Selena smiled, slow and controlled. “Funny. I thought you preferred it that way.”
He had no response.
She turned to leave, pride intact despite the crack he had glimpsed. Adrian watched her walk back inside, every step deliberate, controlled, unyielding.
Anger curled in his chest.. not at her, but at himself.
Because for the first time in a long time, he knew one thing with certainty.
He missed her. And the realization unsettled him far more than her absence ever had.
---
Adrian told himself he wasn’t jealous.
The word felt crude, too exposed, like an admission he wasn’t ready to make even in the privacy of his own mind. What he felt, he insisted, was irritation. Discomfort. A rational unease rooted in observation, not possession.
Selena Cruz was about to leave with another man.
That was the fact. Everything else was noise.
He watched from a distance as she slipped on her coat, movements smooth but tight around the edges. The man beside her leaned in, murmuring something meant to sound intimate. Selena smiled, controlled, practiced, the kind of smile that agreed without committing.
Adrian recognized it now. The smile of endurance.
She nodded once, the silent signal that she was ready to go.
Something in his chest twisted.
He moved before he could talk himself out of it.
“Selena.”
She turned, clearly surprised to see him again. Annoyance followed quickly, masked beneath composure. “I’m busy.”
“I won’t take long.”
The man frowned slightly. “Everything alright?”
“Yes,” Selena said, already tired. “Give me a moment.”
The man hesitated, then stepped a few feet away, close enough to watch.
Adrian didn’t waste time. “You don’t have to do this.”
Her eyes sharpened. “You don’t get to decide that.”
“I know,” he said. “I’m not trying to.”
“Then why are you stopping me?”
He struggled for an answer that wouldn’t betray him. “Because you look like you’re forcing yourself.”
Her laugh was soft but edged. “That’s rich, coming from you.”
“I’m not saying I understand you,” Adrian replied. “I’m saying I see you.”
That gave her pause.
Footsteps passed behind them. The moment felt too public, too exposed. Selena’s jaw tightened, pride settling back into place. “I’m leaving.”
She stepped past him.
Adrian reached out, catching her wrist.
She froze.
“Don’t,” she warned quietly.
He didn’t let go. He stepped closer, lowering his voice. “This isn’t about him.”
“Then let me go.”
“I can’t.”
That was the truth, raw and unfiltered. It surprised them both.

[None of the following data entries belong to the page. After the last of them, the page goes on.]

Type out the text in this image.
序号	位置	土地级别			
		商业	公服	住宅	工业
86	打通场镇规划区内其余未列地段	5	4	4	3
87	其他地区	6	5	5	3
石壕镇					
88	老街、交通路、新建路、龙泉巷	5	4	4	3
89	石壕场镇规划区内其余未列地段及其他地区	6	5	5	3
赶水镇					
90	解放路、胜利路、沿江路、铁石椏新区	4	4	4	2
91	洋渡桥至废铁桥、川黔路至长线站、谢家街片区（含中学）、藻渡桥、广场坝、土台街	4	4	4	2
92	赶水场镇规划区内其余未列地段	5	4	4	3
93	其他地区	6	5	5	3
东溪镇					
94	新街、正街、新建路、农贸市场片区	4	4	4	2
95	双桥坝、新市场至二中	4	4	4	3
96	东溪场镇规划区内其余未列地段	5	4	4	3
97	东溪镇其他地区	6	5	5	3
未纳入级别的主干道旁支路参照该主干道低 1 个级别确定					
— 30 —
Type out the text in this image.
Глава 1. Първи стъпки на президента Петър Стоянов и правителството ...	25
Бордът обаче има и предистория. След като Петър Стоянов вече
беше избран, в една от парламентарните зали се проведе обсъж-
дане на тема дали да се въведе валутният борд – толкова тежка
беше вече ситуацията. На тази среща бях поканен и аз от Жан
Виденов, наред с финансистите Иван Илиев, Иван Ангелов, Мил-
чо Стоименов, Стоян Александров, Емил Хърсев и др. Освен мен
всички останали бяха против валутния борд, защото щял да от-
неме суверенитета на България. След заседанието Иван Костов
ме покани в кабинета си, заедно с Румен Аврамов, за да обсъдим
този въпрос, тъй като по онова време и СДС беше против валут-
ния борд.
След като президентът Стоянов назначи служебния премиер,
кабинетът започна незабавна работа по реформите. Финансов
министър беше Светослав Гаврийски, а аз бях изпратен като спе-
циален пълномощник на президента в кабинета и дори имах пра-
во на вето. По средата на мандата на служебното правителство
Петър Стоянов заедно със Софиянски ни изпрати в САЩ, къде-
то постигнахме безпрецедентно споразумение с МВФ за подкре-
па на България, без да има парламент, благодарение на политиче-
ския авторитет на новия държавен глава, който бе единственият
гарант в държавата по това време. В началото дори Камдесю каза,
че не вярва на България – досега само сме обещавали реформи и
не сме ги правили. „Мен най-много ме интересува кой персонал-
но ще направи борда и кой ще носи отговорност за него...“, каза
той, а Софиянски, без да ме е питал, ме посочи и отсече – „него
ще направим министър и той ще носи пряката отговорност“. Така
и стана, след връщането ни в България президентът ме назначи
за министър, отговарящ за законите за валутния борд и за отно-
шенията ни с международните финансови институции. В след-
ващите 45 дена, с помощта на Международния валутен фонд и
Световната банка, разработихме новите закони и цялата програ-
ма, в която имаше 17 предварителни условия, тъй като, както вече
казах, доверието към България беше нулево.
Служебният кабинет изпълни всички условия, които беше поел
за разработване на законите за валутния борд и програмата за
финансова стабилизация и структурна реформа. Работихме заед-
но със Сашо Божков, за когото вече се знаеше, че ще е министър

Selena looked up at him, something dangerous flickering in her eyes, anger, disbelief, something close to satisfaction. “You don’t want me,” she said. “You just don’t want anyone else to have me.”
Adrian didn’t deny it.
He didn’t confirm it either.
Instead, he did the one thing he had sworn he wouldn’t, acted without permission from his own restraint.
He cupped her jaw, thumb brushing the edge of her cheekbone. She inhaled sharply, caught off guard.
Then he kissed her.
It wasn’t gentle. It wasn’t reckless. It was controlled desperation, months of restraint breaking through in a single, undeniable moment. His lips pressed to hers with intent, not asking, not apologizing.
For half a second, Selena didn’t move.
Then she shoved him back.
Her eyes burned. “You don’t get to do that.”
“I know,” Adrian said hoarsely. “But you were walking away.”
“And that scared you?”
“Yes.”
The admission sat between them, heavy and irreversible.